The second Malcolm reads is ‘The West Wind’ which was new to me, and although written with the West Country in mind, could just as well apply to wonderful West Wales.
‘The West Wind’ by John Masefield, written around 1902
It’s a warm wind, the west wind, full of birds’ cries;
I never hear the west wind but tears are in my eyes.
For it comes from the west lands, the old brown hills.
And April’s in the west wind, and daffodils.
It’s a fine land, the west land, for hearts as tired as mine,
Apple orchards blossom there, and the air’s like wine.
There is cool green grass there, where men may lie at rest,
And the thrushes are in song there, fluting from the nest.
“Will ye not come home, brother? ye have been long away,
It’s April, and blossom time, and white is the may;
And bright is the sun, brother, and warm is the rain,–
Will ye not come home, brother, home to us again?

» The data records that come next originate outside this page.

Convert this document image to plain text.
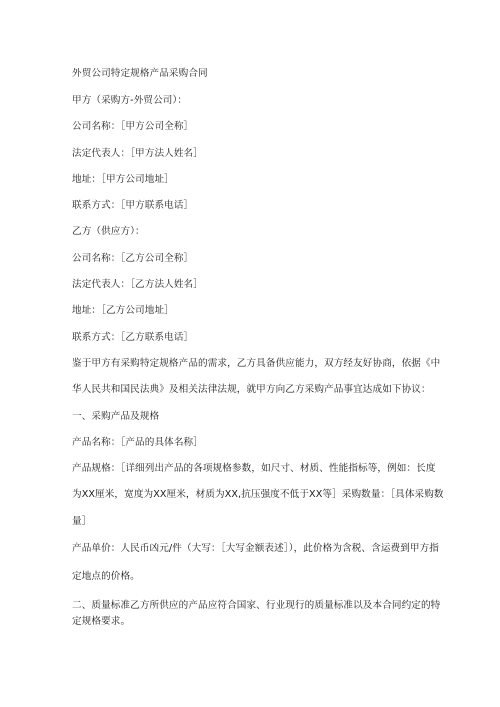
外贸公司特定规格产品采购合同
甲方（采购方-外贸公司）：
公司名称：［甲方公司全称］
法定代表人：［甲方法人姓名］
地址：［甲方公司地址］
联系方式：［甲方联系电话］
乙方（供应方）：
公司名称：［乙方公司全称］
法定代表人：［乙方法人姓名］
地址：［乙方公司地址］
联系方式：［乙方联系电话］
鉴于甲方有采购特定规格产品的需求，乙方具备供应能力，双方经友好协商，依据《中
华人民共和国民法典》及相关法律法规，就甲方向乙方采购产品事宜达成如下协议：
一、采购产品及规格
产品名称：［产品的具体名称］
产品规格：［详细列出产品的各项规格参数，如尺寸、材质、性能指标等，例如：长度
为XX厘米，宽度为XX厘米，材质为XX,抗压强度不低于XX等］采购数量：［具体采购数
量］
产品单价：人民币凶元/件（大写：［大写金额表述］），此价格为含税、含运费到甲方指
定地点的价格。
二、质量标准乙方所供应的产品应符合国家、行业现行的质量标准以及本合同约定的特
定规格要求。
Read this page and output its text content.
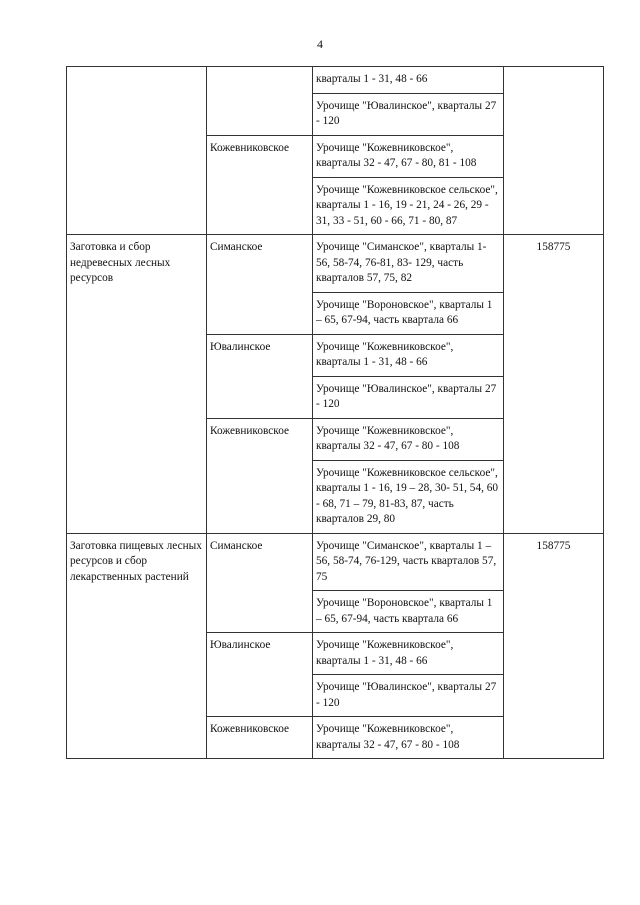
4
		кварталы 1 - 31, 48 - 66	
		Урочище "Ювалинское", кварталы 27 - 120	
	Кожевниковское	Урочище "Кожевниковское", кварталы 32 - 47, 67 - 80, 81 - 108	
		Урочище "Кожевниковское сельское", кварталы 1 - 16, 19 - 21, 24 - 26, 29 - 31, 33 - 51, 60 - 66, 71 - 80, 87	
Заготовка и сбор недревесных лесных ресурсов	Симанское	Урочище "Симанское", кварталы 1-56, 58-74, 76-81, 83- 129, часть кварталов 57, 75, 82	158775
		Урочище "Вороновское", кварталы 1 – 65, 67-94, часть квартала 66	
	Ювалинское	Урочище "Кожевниковское", кварталы 1 - 31, 48 - 66	
		Урочище "Ювалинское", кварталы 27 - 120	
	Кожевниковское	Урочище "Кожевниковское", кварталы 32 - 47, 67 - 80 - 108	
		Урочище "Кожевниковское сельское", кварталы 1 - 16, 19 – 28, 30- 51, 54, 60 - 68, 71 – 79, 81-83, 87, часть кварталов 29, 80	
Заготовка пищевых лесных ресурсов и сбор лекарственных растений	Симанское	Урочище "Симанское", кварталы 1 – 56, 58-74, 76-129, часть кварталов 57, 75	158775
		Урочище "Вороновское", кварталы 1 – 65, 67-94, часть квартала 66	
	Ювалинское	Урочище "Кожевниковское", кварталы 1 - 31, 48 - 66	
		Урочище "Ювалинское", кварталы 27 - 120	
	Кожевниковское	Урочище "Кожевниковское", кварталы 32 - 47, 67 - 80 - 108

“The young corn is green, brother, where the rabbits run.
It’s blue sky, and white clouds, and warm rain and sun.
It’s song to a man’s soul, brother, fire to a man’s brain,
To hear the wild bees and see the merry spring again.
“Larks are singing in the west, brother, above the green wheat,
So will ye not come home, brother, and rest your tired feet?
I’ve a balm for bruised hearts, brother, sleep for aching eyes,”
Says the warm wind, the west wind, full of birds’ cries.
It’s the white road westwards is the road I must tread
To the green grass, the cool grass, and rest for heart and head,
To the violets, and the warm hearts, and the thrushes’ song,
In the fine land, the west land, the land where I belong.